Some leaders like to appear omniscient in front of the Brownies. I’m not among them. I’m quite content to say “here’s a thing I can’t do” or “here’s a thing I don’t know about” or “I’m going to learn how to do this at the same time as you”. I don’t lie or make something up if I can’t answer a question and although I did say “don’t tell anyone I failed to make a fire!”, I’ve already pretty much told everyone. And I know I’m bad at fires and that’s why the stove was there as a backup, although for the record, a pitta bread doesn’t fit terribly well into a camp-sized frying pan and it’s not the ideal receptacle for baking them in.
I don’t think they’re entirely accustomed to “here are ingredients, help yourself”. I think it’s definitely a novelty to be allowed to finish off the tin of sweetcorn once they’ve put enough on the pizza. Or the olives. Or the pepperoni. No, really. That food is here for you and you can use what you like on the pizza and you can eat what you like to save it from the bin and yes, you can take it home if you haven’t finished it by then and the other girl doesn’t want it. The cheese did end up on the bird table. Annie took it out of the packet and grated it along its main face, leaving black ash-and-mud handprints all over it. Yes, of course I’d have stopped her if I’d caught it in time.
Despite the fire failure, they had a good time. They had food, they earned a badge and we all had a nice chilled morning sitting around in the sun making tiny fires. A small group like that I can treat like Rangers – that is, we can chat, I can be more honest than perhaps I would be with a big group (“Why did you once yell at the Guides? What happened? How loud did you yell? Can you show us?”), I don’t have to give orders to make the entire group get through the badge in the time, I don’t have to break up arguments. We can just chill together.

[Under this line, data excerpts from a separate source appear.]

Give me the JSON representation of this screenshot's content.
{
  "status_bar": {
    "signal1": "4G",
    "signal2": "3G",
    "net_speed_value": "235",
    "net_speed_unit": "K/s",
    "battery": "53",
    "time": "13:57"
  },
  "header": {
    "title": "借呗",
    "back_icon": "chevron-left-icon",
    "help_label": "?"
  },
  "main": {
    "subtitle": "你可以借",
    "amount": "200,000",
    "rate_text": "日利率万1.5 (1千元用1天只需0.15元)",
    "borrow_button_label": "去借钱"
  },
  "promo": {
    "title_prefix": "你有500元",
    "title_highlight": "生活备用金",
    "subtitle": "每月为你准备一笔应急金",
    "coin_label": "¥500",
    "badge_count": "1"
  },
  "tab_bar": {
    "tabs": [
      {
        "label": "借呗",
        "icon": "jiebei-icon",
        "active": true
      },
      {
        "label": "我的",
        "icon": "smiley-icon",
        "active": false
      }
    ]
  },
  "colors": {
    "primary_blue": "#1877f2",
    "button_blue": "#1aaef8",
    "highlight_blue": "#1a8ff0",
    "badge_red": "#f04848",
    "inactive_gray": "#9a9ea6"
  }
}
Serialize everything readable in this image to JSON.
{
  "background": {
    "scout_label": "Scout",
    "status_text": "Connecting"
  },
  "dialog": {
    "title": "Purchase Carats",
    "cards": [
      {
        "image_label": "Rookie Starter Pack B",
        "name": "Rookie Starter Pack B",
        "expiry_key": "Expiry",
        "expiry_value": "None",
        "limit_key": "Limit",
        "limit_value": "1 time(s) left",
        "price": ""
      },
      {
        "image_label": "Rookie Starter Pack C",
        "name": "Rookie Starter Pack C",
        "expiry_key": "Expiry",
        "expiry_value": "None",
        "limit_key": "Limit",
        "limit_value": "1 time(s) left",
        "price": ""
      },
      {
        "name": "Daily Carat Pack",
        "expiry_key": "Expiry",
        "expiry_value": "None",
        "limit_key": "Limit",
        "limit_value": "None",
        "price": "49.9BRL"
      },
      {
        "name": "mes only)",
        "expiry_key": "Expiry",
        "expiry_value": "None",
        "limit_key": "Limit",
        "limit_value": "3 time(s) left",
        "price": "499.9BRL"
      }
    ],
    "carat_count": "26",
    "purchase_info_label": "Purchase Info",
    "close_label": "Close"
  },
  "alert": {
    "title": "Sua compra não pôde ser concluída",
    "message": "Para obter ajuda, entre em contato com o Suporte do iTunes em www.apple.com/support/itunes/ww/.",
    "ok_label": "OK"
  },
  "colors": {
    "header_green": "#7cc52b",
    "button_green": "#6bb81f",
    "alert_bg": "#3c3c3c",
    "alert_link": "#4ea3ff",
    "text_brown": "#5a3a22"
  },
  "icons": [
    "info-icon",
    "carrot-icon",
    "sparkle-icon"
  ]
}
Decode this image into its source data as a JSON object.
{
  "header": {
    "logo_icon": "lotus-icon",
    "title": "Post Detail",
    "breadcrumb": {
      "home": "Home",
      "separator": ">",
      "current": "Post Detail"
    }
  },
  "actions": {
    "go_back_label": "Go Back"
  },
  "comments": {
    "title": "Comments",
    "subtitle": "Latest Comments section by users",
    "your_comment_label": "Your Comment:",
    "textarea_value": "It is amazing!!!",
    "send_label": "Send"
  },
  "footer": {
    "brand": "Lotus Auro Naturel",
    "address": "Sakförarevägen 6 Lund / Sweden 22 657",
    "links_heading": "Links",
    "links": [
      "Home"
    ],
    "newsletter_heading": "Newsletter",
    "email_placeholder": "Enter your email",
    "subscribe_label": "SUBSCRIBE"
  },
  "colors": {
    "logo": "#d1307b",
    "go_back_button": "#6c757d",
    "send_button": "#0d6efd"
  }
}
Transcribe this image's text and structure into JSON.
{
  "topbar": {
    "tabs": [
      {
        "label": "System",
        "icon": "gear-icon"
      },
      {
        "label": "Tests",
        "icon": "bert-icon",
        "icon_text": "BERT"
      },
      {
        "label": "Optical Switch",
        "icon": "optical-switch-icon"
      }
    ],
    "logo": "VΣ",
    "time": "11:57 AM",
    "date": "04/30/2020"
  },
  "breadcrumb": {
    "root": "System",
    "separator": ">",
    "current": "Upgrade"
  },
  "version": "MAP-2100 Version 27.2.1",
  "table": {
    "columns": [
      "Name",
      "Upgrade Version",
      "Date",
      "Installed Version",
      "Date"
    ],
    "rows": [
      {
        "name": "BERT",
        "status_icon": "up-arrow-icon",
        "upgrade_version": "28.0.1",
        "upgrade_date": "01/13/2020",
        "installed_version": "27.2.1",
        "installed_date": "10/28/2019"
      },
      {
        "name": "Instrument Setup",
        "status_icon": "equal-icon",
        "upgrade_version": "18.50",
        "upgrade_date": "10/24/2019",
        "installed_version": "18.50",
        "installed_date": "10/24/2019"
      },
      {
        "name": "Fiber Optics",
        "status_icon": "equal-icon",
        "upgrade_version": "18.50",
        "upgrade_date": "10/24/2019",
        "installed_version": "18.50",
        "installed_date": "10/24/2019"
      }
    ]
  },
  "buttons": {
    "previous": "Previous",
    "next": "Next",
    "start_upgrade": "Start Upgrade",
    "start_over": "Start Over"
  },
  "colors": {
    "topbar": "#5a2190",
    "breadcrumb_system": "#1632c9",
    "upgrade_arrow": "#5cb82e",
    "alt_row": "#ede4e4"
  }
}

It was a stress to organise. Getting the paperwork done, finding an adult, convincing the parents, doing the shopping, packing the stuff, planning the activities, all for two girls – but when we were there and it was just hanging out by the woods doing fun stuff, it was nice. Betty’s always an easygoing child, if a bit new and shy, and Annie’s always been… a handful. But on the whole, I don’t think I could have asked for two better Brownies for this particular event. At the moment, my plan is to do this sort of thing until Christmas and then re-assess the plague before deciding whether to return to the hall. But if it’s going to be chilled and particularly if there’s a possibility it can become Division Weekend Forest Brownies, it might be something I make permanent – but I’m borrowing Bear, who’s good at lighting fires, if we’re ever going to do firelighting again.